In the Volleyblog Seattle mailbag, this comment from reader Dan Fan:
It’s been mystifying why (junior setter) Jenni [Nogueras) has not been allowed to play more often, especially given that no player is invincible and there is a strong likelihood of—at some point—needing an experienced backup. Since it’s impossible to gain experience without actually playing, it’s been frustrating as a fan (and undoubtedly as a player) to see starters continue to play in the sets in which the UW has built big leads.
During his decade at Washington, Coach Jim McLaughlin has used game-time substitutions sparingly.
McLaughlin’s system is based on competition and merit. Virtually all practice drills are gamelike, and almost every serve, serve-receive, pass, set, attack, dig and block during both training and matches are recorded and graded. For the most part, those with the highest scores earn the right to start and stay throughout the match.
At UW, players learn that playing time depends on winning those inter-team competitions. If you want to play, you have to beat out others at your position.
Of all the basic volleyball skills, setting is perhaps the toughest (and most subjective) to score. Fans who saw senior Evan Sanders give way to junior Jenni Nogueras during the third set of the Colorado and Utah matches commented that Sanders seems more in synch with Lauren Barfield than Nogueras did, and that the reverse was true for their timing with Bianca Rowland.
I have reason to believe the training competitions between Sanders and Nogueras are extremely close and spirited, and that McLaughlin is happy that the two setters are pushing each other hard. He wants that kind of competition at every position.
|Washington setter Jenni Nogueras|
[Volleyblog Seattle photo by Leslie Hamann]
There are also some broader strategic issues to consider:
Unlike basketball or football or ice hockey, a college volleyball coach is allowed just 12 substitutions per set. Whenever two players share a rotation position (one playing front row, the other playing back row,) the team uses two substitutions every six rotations. If a match see-saws (without a server on either side going on a long serving run), those substitutions can be burned quickly.
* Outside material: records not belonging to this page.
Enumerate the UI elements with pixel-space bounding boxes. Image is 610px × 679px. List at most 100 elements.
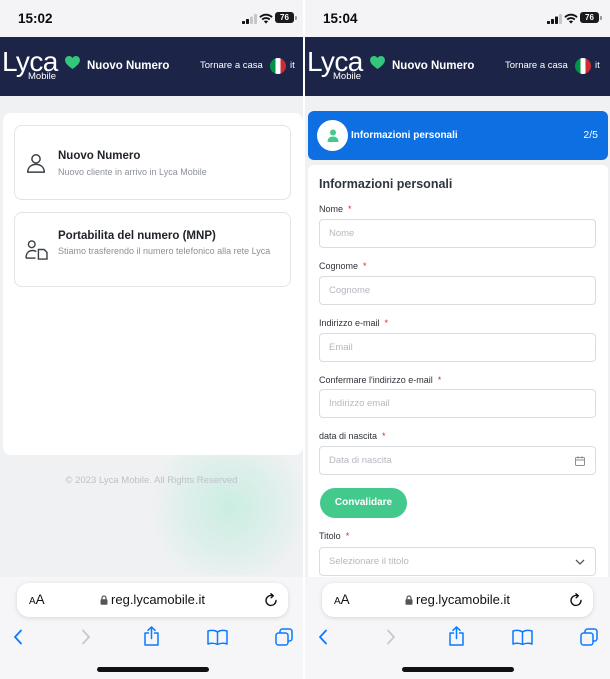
italy-flag-icon[interactable] — [270, 58, 286, 74]
option-description: Stiamo trasferendo il numero telefonico … — [58, 246, 271, 256]
option-description: Nuovo cliente in arrivo in Lyca Mobile — [58, 167, 207, 177]
wifi-icon — [259, 13, 273, 24]
screen-personal-info-form: 15:04 76 Lyca Mobile Nuovo Numero Tornar… — [305, 0, 610, 679]
battery-icon: 76 — [275, 12, 298, 23]
bookmarks-icon[interactable] — [207, 629, 228, 645]
forward-icon — [387, 629, 395, 645]
label-text: data di nascita — [319, 430, 378, 441]
person-sim-icon — [25, 240, 48, 260]
lyca-logo-subtitle: Mobile — [28, 71, 56, 82]
back-icon[interactable] — [318, 629, 328, 645]
url-display[interactable]: reg.lycamobile.it — [17, 592, 288, 608]
tabs-icon[interactable] — [275, 628, 293, 646]
language-selector[interactable]: it — [290, 60, 295, 72]
confirm-email-input[interactable] — [319, 389, 596, 418]
battery-icon: 76 — [580, 12, 603, 23]
user-icon — [327, 129, 338, 142]
required-mark: * — [382, 430, 386, 441]
required-mark: * — [384, 317, 389, 328]
validate-button[interactable]: Convalidare — [320, 488, 407, 518]
cellular-signal-icon — [547, 14, 562, 24]
signal-bar — [551, 19, 554, 24]
reload-icon[interactable] — [264, 593, 278, 607]
first-name-label: Nome * — [319, 204, 352, 215]
status-time: 15:02 — [18, 11, 53, 26]
last-name-input[interactable] — [319, 276, 596, 305]
title-label: Titolo * — [319, 531, 349, 542]
tabs-icon[interactable] — [580, 628, 598, 646]
language-selector[interactable]: it — [595, 60, 600, 72]
personal-info-form: Informazioni personali Nome * Cognome * In… — [308, 165, 608, 605]
step-avatar — [317, 120, 348, 151]
url-text: reg.lycamobile.it — [111, 592, 205, 607]
address-bar[interactable]: AA reg.lycamobile.it — [322, 583, 593, 617]
step-title: Informazioni personali — [351, 130, 458, 141]
home-link[interactable]: Tornare a casa — [505, 60, 568, 72]
share-icon[interactable] — [448, 626, 465, 646]
italy-flag-icon[interactable] — [575, 58, 591, 74]
copyright-footer: © 2023 Lyca Mobile. All Rights Reserved — [65, 475, 238, 486]
heart-icon — [370, 56, 385, 69]
forward-icon — [82, 629, 90, 645]
heart-icon — [65, 56, 80, 69]
share-icon[interactable] — [143, 626, 160, 646]
label-text: Cognome — [319, 260, 359, 271]
first-name-input[interactable] — [319, 219, 596, 248]
home-indicator[interactable] — [97, 667, 209, 672]
bookmarks-icon[interactable] — [512, 629, 533, 645]
email-input[interactable] — [319, 333, 596, 362]
form-heading: Informazioni personali — [319, 176, 453, 191]
signal-bar — [555, 16, 558, 24]
confirm-email-label: Confermare l'indirizzo e-mail * — [319, 375, 441, 386]
browser-toolbar: AA reg.lycamobile.it — [305, 577, 610, 679]
birth-date-field — [319, 446, 596, 475]
site-header: Lyca Mobile Nuovo Numero Tornare a casa … — [0, 37, 303, 96]
birth-date-label: data di nascita * — [319, 431, 386, 442]
battery-level: 76 — [580, 12, 599, 23]
home-link[interactable]: Tornare a casa — [200, 60, 263, 72]
label-text: Titolo — [319, 531, 341, 541]
home-indicator[interactable] — [402, 667, 514, 672]
screen-new-number-choice: 15:02 76 Lyca Mobile Nuovo Numero Tornar… — [0, 0, 303, 679]
options-panel: Nuovo Numero Nuovo cliente in arrivo in … — [3, 113, 303, 455]
lock-icon — [100, 595, 108, 605]
calendar-icon[interactable] — [575, 455, 585, 466]
wifi-icon — [564, 13, 578, 24]
battery-cap — [295, 15, 297, 20]
title-select[interactable]: Selezionare il titolo — [319, 547, 596, 576]
page-title: Nuovo Numero — [87, 60, 170, 72]
option-title: Nuovo Numero — [58, 150, 141, 162]
back-icon[interactable] — [13, 629, 23, 645]
address-bar[interactable]: AA reg.lycamobile.it — [17, 583, 288, 617]
option-number-portability[interactable]: Portabilita del numero (MNP) Stiamo tras… — [14, 212, 291, 287]
status-bar: 15:04 76 — [305, 0, 610, 37]
step-indicator: Informazioni personali 2/5 — [308, 111, 608, 160]
battery-level: 76 — [275, 12, 294, 23]
option-new-number[interactable]: Nuovo Numero Nuovo cliente in arrivo in … — [14, 125, 291, 200]
signal-bar — [250, 16, 253, 24]
lyca-logo-subtitle: Mobile — [333, 71, 361, 82]
birth-date-input[interactable] — [319, 446, 596, 475]
required-mark: * — [437, 374, 442, 385]
cellular-signal-icon — [242, 14, 257, 24]
status-bar: 15:02 76 — [0, 0, 303, 37]
signal-bar — [547, 21, 550, 24]
url-text: reg.lycamobile.it — [416, 592, 510, 607]
chevron-down-icon — [575, 559, 585, 565]
title-field: Selezionare il titolo — [319, 547, 596, 576]
label-text: Confermare l'indirizzo e-mail — [319, 374, 433, 385]
last-name-label: Cognome * — [319, 261, 367, 272]
label-text: Indirizzo e-mail — [319, 317, 380, 328]
reload-icon[interactable] — [569, 593, 583, 607]
page-title: Nuovo Numero — [392, 60, 475, 72]
step-progress: 2/5 — [583, 129, 598, 141]
required-mark: * — [345, 531, 350, 541]
url-display[interactable]: reg.lycamobile.it — [322, 592, 593, 608]
battery-cap — [600, 15, 602, 20]
email-label: Indirizzo e-mail * — [319, 318, 388, 329]
signal-bar — [559, 14, 562, 24]
person-icon — [27, 154, 45, 173]
lock-icon — [405, 595, 413, 605]
required-mark: * — [363, 260, 367, 271]
signal-bar — [246, 19, 249, 24]
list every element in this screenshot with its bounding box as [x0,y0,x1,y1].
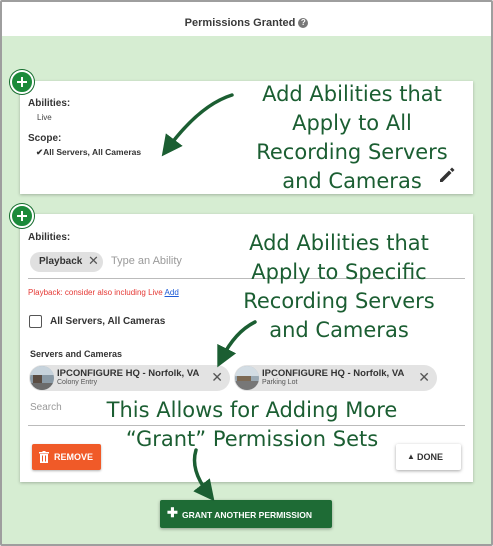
callout-all-servers: Add Abilities that Apply to All Recordin… [256,82,448,193]
abilities-value: Live [37,113,52,122]
done-button[interactable]: ▲ DONE [396,444,461,470]
ability-chip-playback[interactable]: Playback ✕ [30,252,103,272]
server-chip[interactable]: IPCONFIGURE HQ - Norfolk, VA Colony Entr… [29,365,230,391]
search-input[interactable]: Search [30,402,62,413]
add-live-link[interactable]: Add [165,288,179,297]
remove-button[interactable]: REMOVE [32,444,101,470]
server-chip[interactable]: IPCONFIGURE HQ - Norfolk, VA Parking Lot… [234,365,437,391]
camera-thumbnail [30,366,54,390]
abilities-label: Abilities: [28,232,71,243]
abilities-label: Abilities: [28,98,71,109]
all-servers-checkbox[interactable] [29,315,42,328]
help-icon[interactable]: ? [298,18,309,28]
header: Permissions Granted? [2,2,491,36]
scope-label: Scope: [28,133,62,144]
pencil-icon[interactable] [437,165,457,185]
close-icon[interactable]: ✕ [211,369,223,386]
plus-icon: ✚ [167,505,178,520]
trash-icon [39,451,49,463]
warning-text: Playback: consider also including Live A… [28,288,179,297]
scope-value: ✔All Servers, All Cameras [36,147,142,157]
add-icon[interactable] [10,204,34,228]
servers-label: Servers and Cameras [30,349,123,359]
close-icon[interactable]: ✕ [418,369,430,386]
camera-thumbnail [235,366,259,390]
callout-specific-servers: Add Abilities that Apply to Specific Rec… [243,231,435,342]
callout-grant-sets: This Allows for Adding More “Grant” Perm… [106,398,398,451]
caret-up-icon: ▲ [407,452,415,461]
checkbox-label: All Servers, All Cameras [50,316,166,327]
grant-another-permission-button[interactable]: ✚ GRANT ANOTHER PERMISSION [160,500,332,528]
add-icon[interactable] [10,70,34,94]
close-icon[interactable]: ✕ [88,253,99,269]
page-title: Permissions Granted? [2,17,491,29]
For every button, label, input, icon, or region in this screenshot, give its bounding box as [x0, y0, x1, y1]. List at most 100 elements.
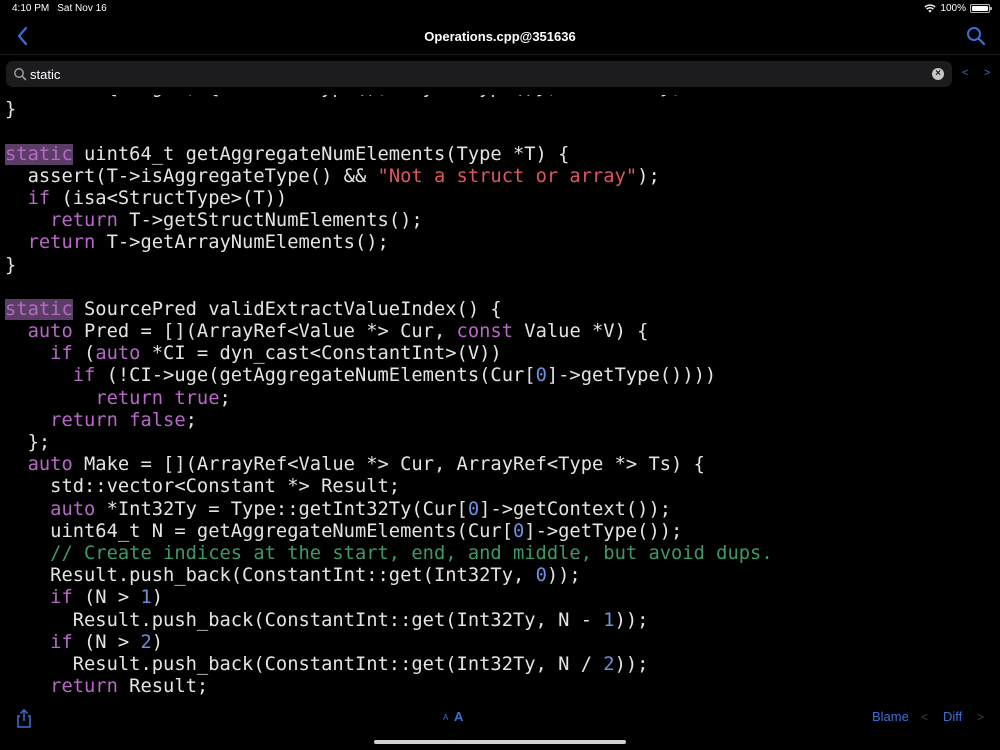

One of the beautiful things about volleyball is that matches are never over until they’re over. Unlike basketball, there’s really no such thing as “garbage time” when subs can game experience (and get their names in the boxscore.) In volleyball, a team can be down two sets to none, with the opponent at match point, and still find a way to win. I’ve seen it happen, more than once. If a coach runs through those 12 substitutions, tall middle blockers may end up in the back row, and diminutive defensive specialists must move around to block and attack. Not the ideal lineup.